Thursday, February 16, 2006

Garden State

Zach Branff

This was a very good freshman effort - I realize that he wrote it in the space of several months while had already gotten the role (which was his big break) on "Scrubs" and that he was basically killing time before pre-production began (I read this all on an interview), so he rather had the opportunity to write this screenplay undisturbed by other jobs.

Which was good. Actually, to me, this movie can really be described as this decades "The Graduate" There's no Mrs. Robinson . . . actually it's what The Graduate would have been withOUT Mrs. Robinson, but it has all of that "early-twentysomething what-am-I-going-to-do with my life" self-induced angst.
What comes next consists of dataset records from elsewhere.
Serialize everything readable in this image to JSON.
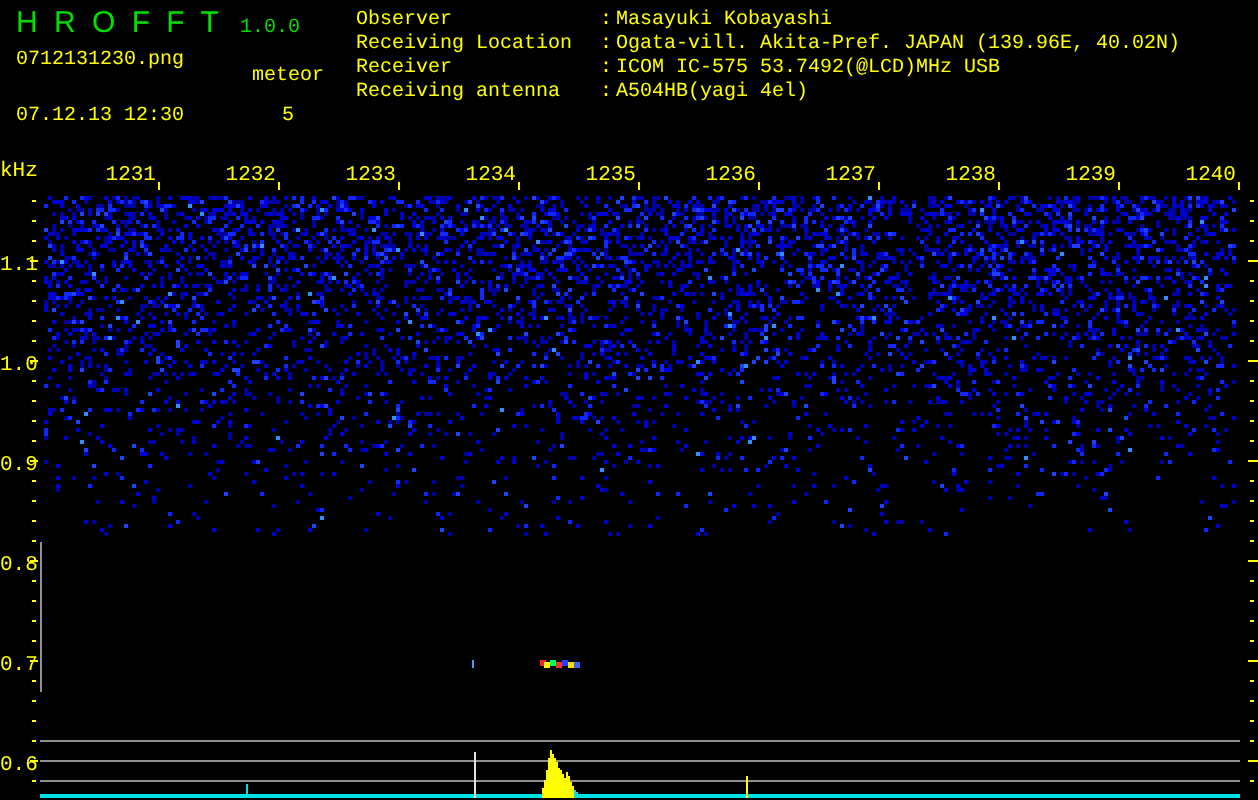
{
  "app": {
    "name": "H R O F F T",
    "version": "1.0.0"
  },
  "file": {
    "filename": "0712131230.png",
    "datetime": "07.12.13 12:30",
    "meteor_label": "meteor",
    "meteor_count": "5"
  },
  "info": [
    {
      "label": "Observer",
      "separator": ":",
      "value": "Masayuki Kobayashi"
    },
    {
      "label": "Receiving Location",
      "separator": ":",
      "value": "Ogata-vill. Akita-Pref. JAPAN (139.96E, 40.02N)"
    },
    {
      "label": "Receiver",
      "separator": ":",
      "value": "ICOM IC-575 53.7492(@LCD)MHz USB"
    },
    {
      "label": "Receiving antenna",
      "separator": ":",
      "value": "A504HB(yagi 4el)"
    }
  ],
  "spectrogram": {
    "unit": "kHz",
    "time_labels": [
      "1231",
      "1232",
      "1233",
      "1234",
      "1235",
      "1236",
      "1237",
      "1238",
      "1239",
      "1240"
    ],
    "freq_labels": [
      "1.1",
      "1.0",
      "0.9",
      "0.8",
      "0.7",
      "0.6"
    ]
  }
}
Boy comes back home for his mother's funeral, after being away for several years. All his friends are not really friends anymore, just strangers in the bodies of people he used to know. The deal between him and his dad is pretty strange, and there's always the haunting thought that his mother's accidental death in the bathtub was truly a husband-assisted suicide. Add this to the fact that Branff's character has never had a good relationship with his dad, because of the childhood accident (caused by the boy) which left his mother an invalid, caused his dad (a psychiatrist) to keep the boy on psychotropic meds throughout his formative years

- which explains the dreamlike quality and his inability to express any real emotion.

Put into the mix the girl - Natalie Portman - who is the typical "sprite" (which is what I call that particular archetype of the vibrant free-spirited, yet slightly off-the-wall character whose main purpose in the movie is to bring our anti-heroic "catcher-in-the-rye"-esque main character out of his shell).

However you describe it, Portman saves the film - not just her character but in the way she plays it.

All in all, this is the type of movie that would be written by a first-timer, and someone working out the doldrums of being young, but in all honesty it shows that he can pull off a good character or two (there are some minor characters who are extremely charming) and I hope that Branff actually has more movies in him. You can tell that the writer of this film could be great.